Activists and authorities on both sides have used balloons to float messages across the Demilitarised Zone for years, although they are regularly stopped as part of negotiations nad peace agreements.

Police have been collecting the latest packages falling in South Korea and analysing them in cast they contained “hazardous biochemical substances”. 

“In some of the bundles, there were cigarette butts, tissues and daily waste,” a South Korean police official told the Korea JoongAng Daily

“Between the leaflets, there was lots of filth difficult to describe in words.”

The Koreas officially stopped psychological warfare as part of tension-reduction measures in 2004 but the activity is expected to continue.

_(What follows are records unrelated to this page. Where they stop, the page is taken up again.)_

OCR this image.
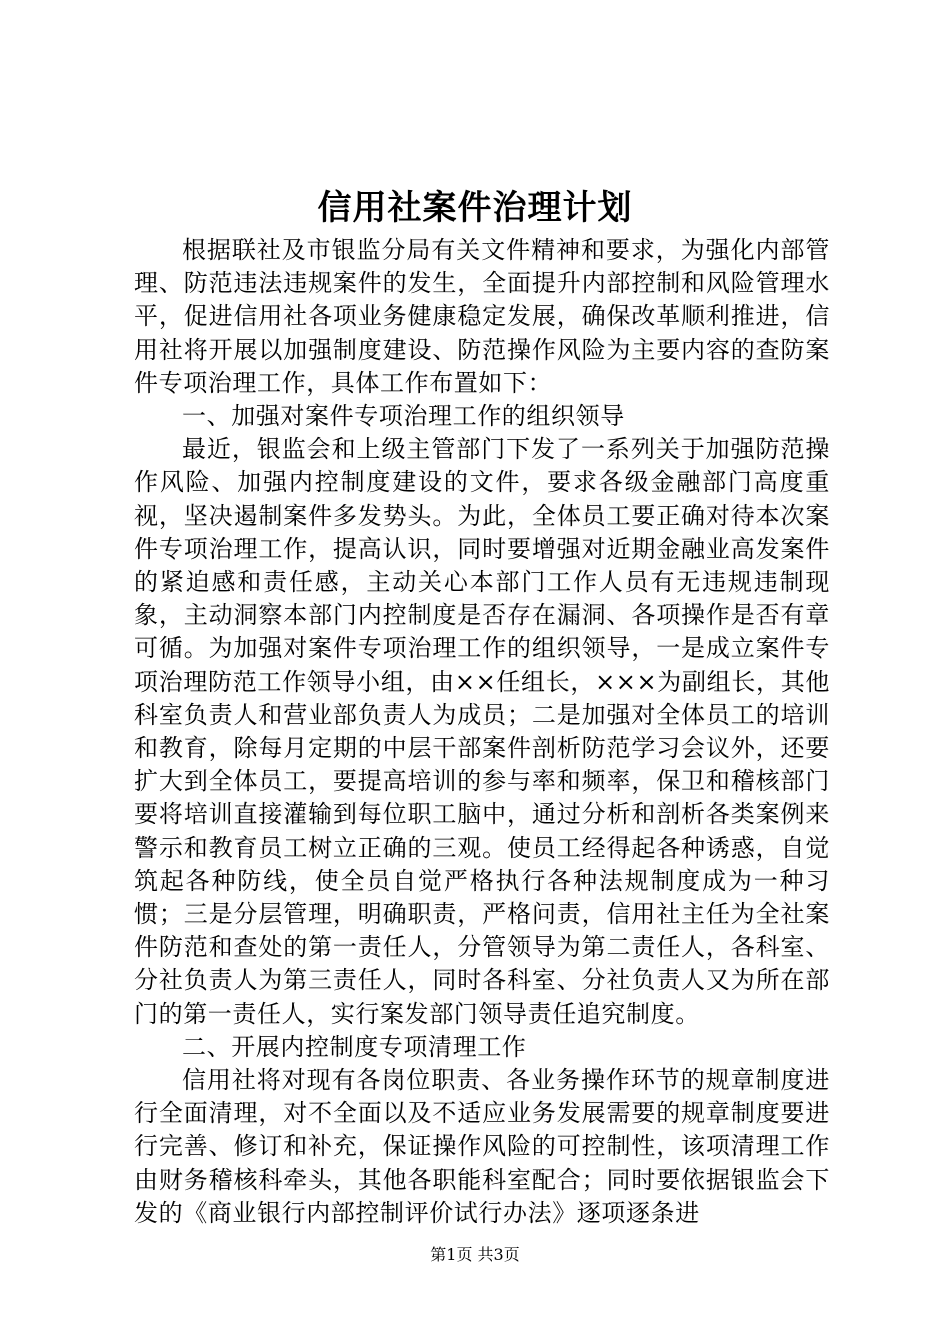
信用社案件治理计划

根据联社及市银监分局有关文件精神和要求，为强化内部管理、防范违法违规案件的发生，全面提升内部控制和风险管理水平，促进信用社各项业务健康稳定发展，确保改革顺利推进，信用社将开展以加强制度建设、防范操作风险为主要内容的查防案件专项治理工作，具体工作布置如下：

一、加强对案件专项治理工作的组织领导

最近，银监会和上级主管部门下发了一系列关于加强防范操作风险、加强内控制度建设的文件，要求各级金融部门高度重视，坚决遏制案件多发势头。为此，全体员工要正确对待本次案件专项治理工作，提高认识，同时要增强对近期金融业高发案件的紧迫感和责任感，主动关心本部门工作人员有无违规违制现象，主动洞察本部门内控制度是否存在漏洞、各项操作是否有章可循。为加强对案件专项治理工作的组织领导，一是成立案件专项治理防范工作领导小组，由××任组长，×××为副组长，其他科室负责人和营业部负责人为成员；二是加强对全体员工的培训和教育，除每月定期的中层干部案件剖析防范学习会议外，还要扩大到全体员工，要提高培训的参与率和频率，保卫和稽核部门要将培训直接灌输到每位职工脑中，通过分析和剖析各类案例来警示和教育员工树立正确的三观。使员工经得起各种诱惑，自觉筑起各种防线，使全员自觉严格执行各种法规制度成为一种习惯；三是分层管理，明确职责，严格问责，信用社主任为全社案件防范和查处的第一责任人，分管领导为第二责任人，各科室、分社负责人为第三责任人，同时各科室、分社负责人又为所在部门的第一责任人，实行案发部门领导责任追究制度。

二、开展内控制度专项清理工作

信用社将对现有各岗位职责、各业务操作环节的规章制度进行全面清理，对不全面以及不适应业务发展需要的规章制度要进行完善、修订和补充，保证操作风险的可控制性，该项清理工作由财务稽核科牵头，其他各职能科室配合；同时要依据银监会下发的《商业银行内部控制评价试行办法》逐项逐条进

第1页 共3页
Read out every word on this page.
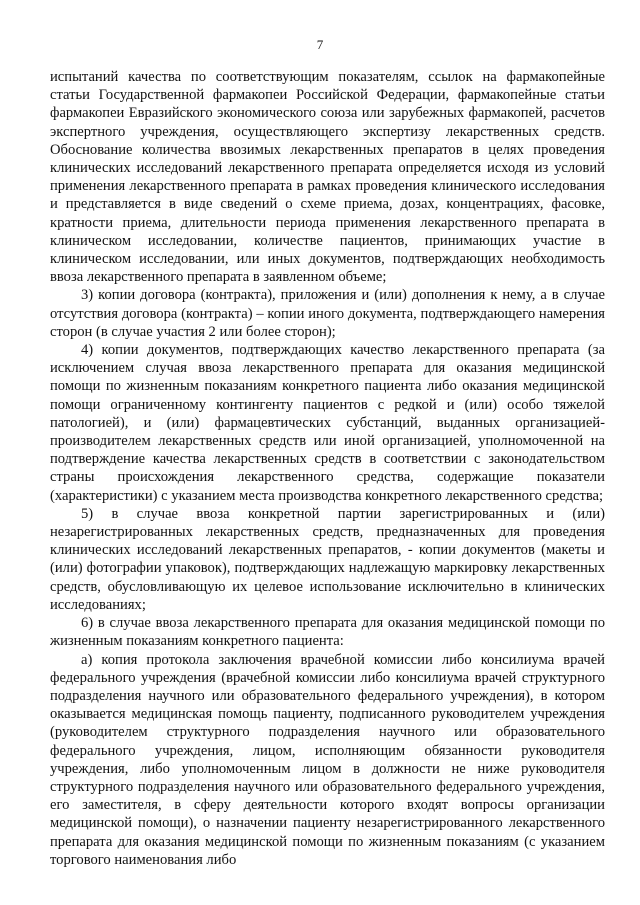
7

испытаний качества по соответствующим показателям, ссылок на фармакопейные статьи Государственной фармакопеи Российской Федерации, фармакопейные статьи фармакопеи Евразийского экономического союза или зарубежных фармакопей, расчетов экспертного учреждения, осуществляющего экспертизу лекарственных средств. Обоснование количества ввозимых лекарственных препаратов в целях проведения клинических исследований лекарственного препарата определяется исходя из условий применения лекарственного препарата в рамках проведения клинического исследования и представляется в виде сведений о схеме приема, дозах, концентрациях, фасовке, кратности приема, длительности периода применения лекарственного препарата в клиническом исследовании, количестве пациентов, принимающих участие в клиническом исследовании, или иных документов, подтверждающих необходимость ввоза лекарственного препарата в заявленном объеме;

3) копии договора (контракта), приложения и (или) дополнения к нему, а в случае отсутствия договора (контракта) – копии иного документа, подтверждающего намерения сторон (в случае участия 2 или более сторон);

4) копии документов, подтверждающих качество лекарственного препарата (за исключением случая ввоза лекарственного препарата для оказания медицинской помощи по жизненным показаниям конкретного пациента либо оказания медицинской помощи ограниченному контингенту пациентов с редкой и (или) особо тяжелой патологией), и (или) фармацевтических субстанций, выданных организацией-производителем лекарственных средств или иной организацией, уполномоченной на подтверждение качества лекарственных средств в соответствии с законодательством страны происхождения лекарственного средства, содержащие показатели (характеристики) с указанием места производства конкретного лекарственного средства;

5) в случае ввоза конкретной партии зарегистрированных и (или) незарегистрированных лекарственных средств, предназначенных для проведения клинических исследований лекарственных препаратов, - копии документов (макеты и (или) фотографии упаковок), подтверждающих надлежащую маркировку лекарственных средств, обусловливающую их целевое использование исключительно в клинических исследованиях;

6) в случае ввоза лекарственного препарата для оказания медицинской помощи по жизненным показаниям конкретного пациента:

а) копия протокола заключения врачебной комиссии либо консилиума врачей федерального учреждения (врачебной комиссии либо консилиума врачей структурного подразделения научного или образовательного федерального учреждения), в котором оказывается медицинская помощь пациенту, подписанного руководителем учреждения (руководителем структурного подразделения научного или образовательного федерального учреждения, лицом, исполняющим обязанности руководителя учреждения, либо уполномоченным лицом в должности не ниже руководителя структурного подразделения научного или образовательного федерального учреждения, его заместителя, в сферу деятельности которого входят вопросы организации медицинской помощи), о назначении пациенту незарегистрированного лекарственного препарата для оказания медицинской помощи по жизненным показаниям (с указанием торгового наименования либо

South Korean officials believe their broadcasts will demoralise front-line troops and residents in its rigidly-controlled neighbour but there are doubts in Seoul that the North Korean leaflets will have any impact on more affluent residents.

The border between the two countries is thought to be the most heavily-fortified in the world since the early 1950s civil war ended with an armistice, not a peace treaty, leaving them in a technical state of perpetual war. 

About 28,500 American troops are deployed in South Korea as deterrence against the North.